Colony stimulating factor-1 (CSF-1) is a hematopoietic growth factor required for the recruitment, proliferation, and differentiation of mononuclear phagocytes. In addition, CSF-1 is expressed in the female reproductive tract coincident with CSF-1 receptor localization on preovulatory oocytes, ovarian and uterine macrophages, decidual cells, and trophoblast. A role for CSF-1 in female reproduction was confirmed by studies on CSF-1-deficient, osteopetrotic (csfmop/csfmop) mice, which suffer from low pregnancy rates and smaller litter sizes compared to wild-type mice. The present study was designed to determine the exact causes of the preimplantation fertility defects in these mutant mice. Female csfmop/csfmop mice have extended estrous cycles compared to wild-type females, and s.c. administration of CSF-1 from birth restores estrous cyclicity. These mice fail to display the characteristic proestrous surge in circulating estradiol-17beta.
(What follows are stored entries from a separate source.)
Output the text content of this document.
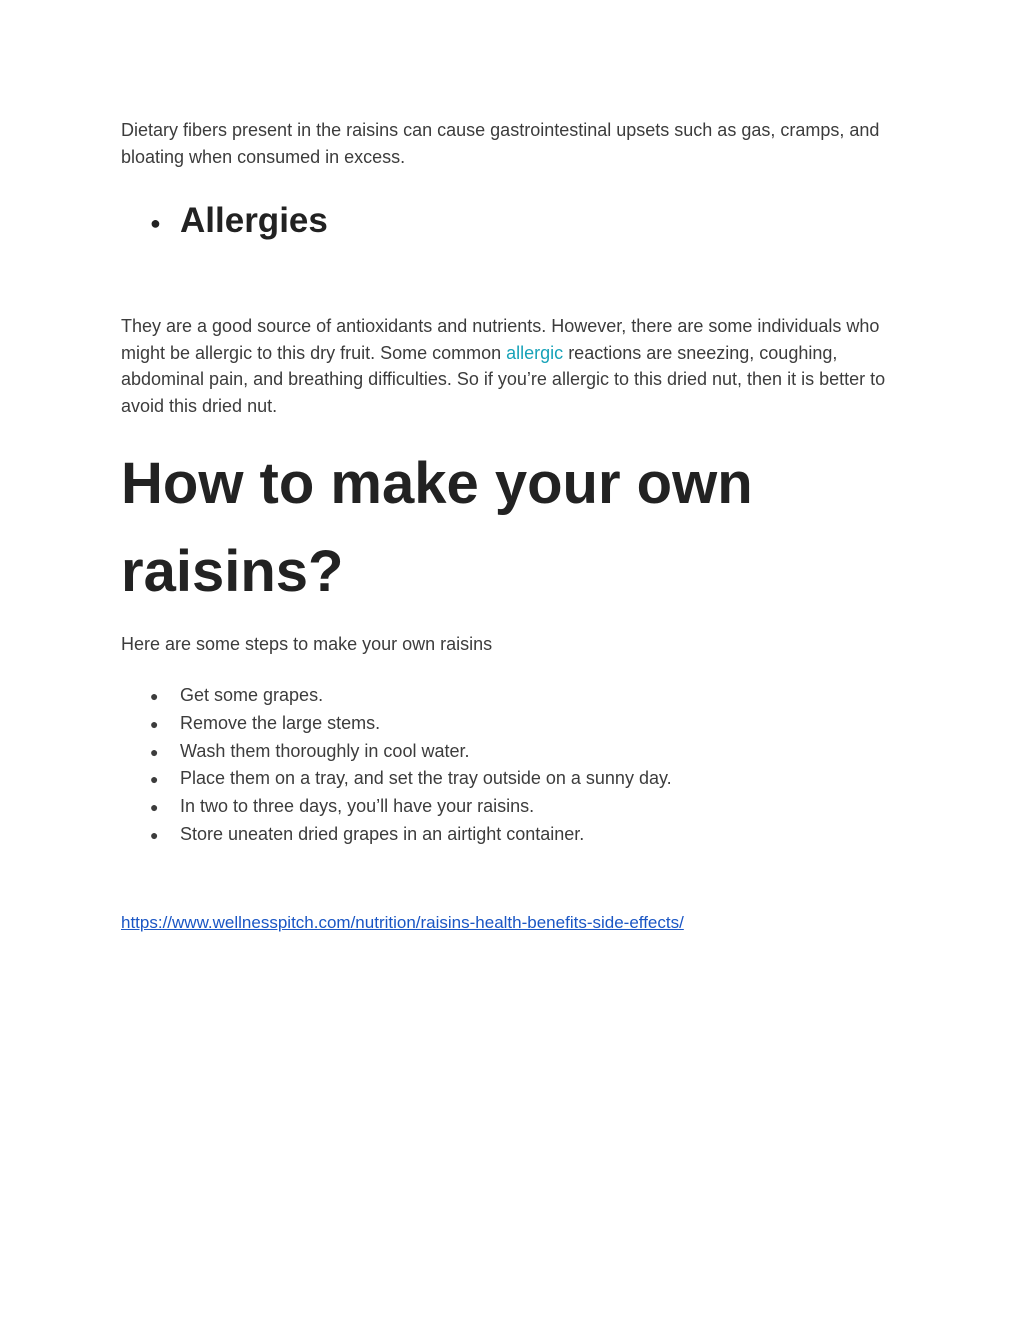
Dietary fibers present in the raisins can cause gastrointestinal upsets such as gas, cramps, and bloating when consumed in excess.

● Allergies

They are a good source of antioxidants and nutrients. However, there are some individuals who might be allergic to this dry fruit. Some common allergic reactions are sneezing, coughing, abdominal pain, and breathing difficulties. So if you’re allergic to this dried nut, then it is better to avoid this dried nut.

How to make your own raisins?

Here are some steps to make your own raisins

● Get some grapes.
● Remove the large stems.
● Wash them thoroughly in cool water.
● Place them on a tray, and set the tray outside on a sunny day.
● In two to three days, you’ll have your raisins.
● Store uneaten dried grapes in an airtight container.
https://www.wellnesspitch.com/nutrition/raisins-health-benefits-side-effects/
However, concentrations of this hormone are normal during the remainder of the cycle. Furthermore, csfmop/csfmop females have significantly lower ovulation rates than wild-type mice, but the implantation rates of fertilized oocytes are normal. Serum pregnancy concentrations of progesterone are also normal in csfmop/csfmop females, in line with the relatively normal progression of pregnancy in these mice. Thus, the major effect of CSF-1 on female reproductive function is on the frequency and rate of ovulation, indicating a major role for this growth factor in regulating follicular development and ovulation.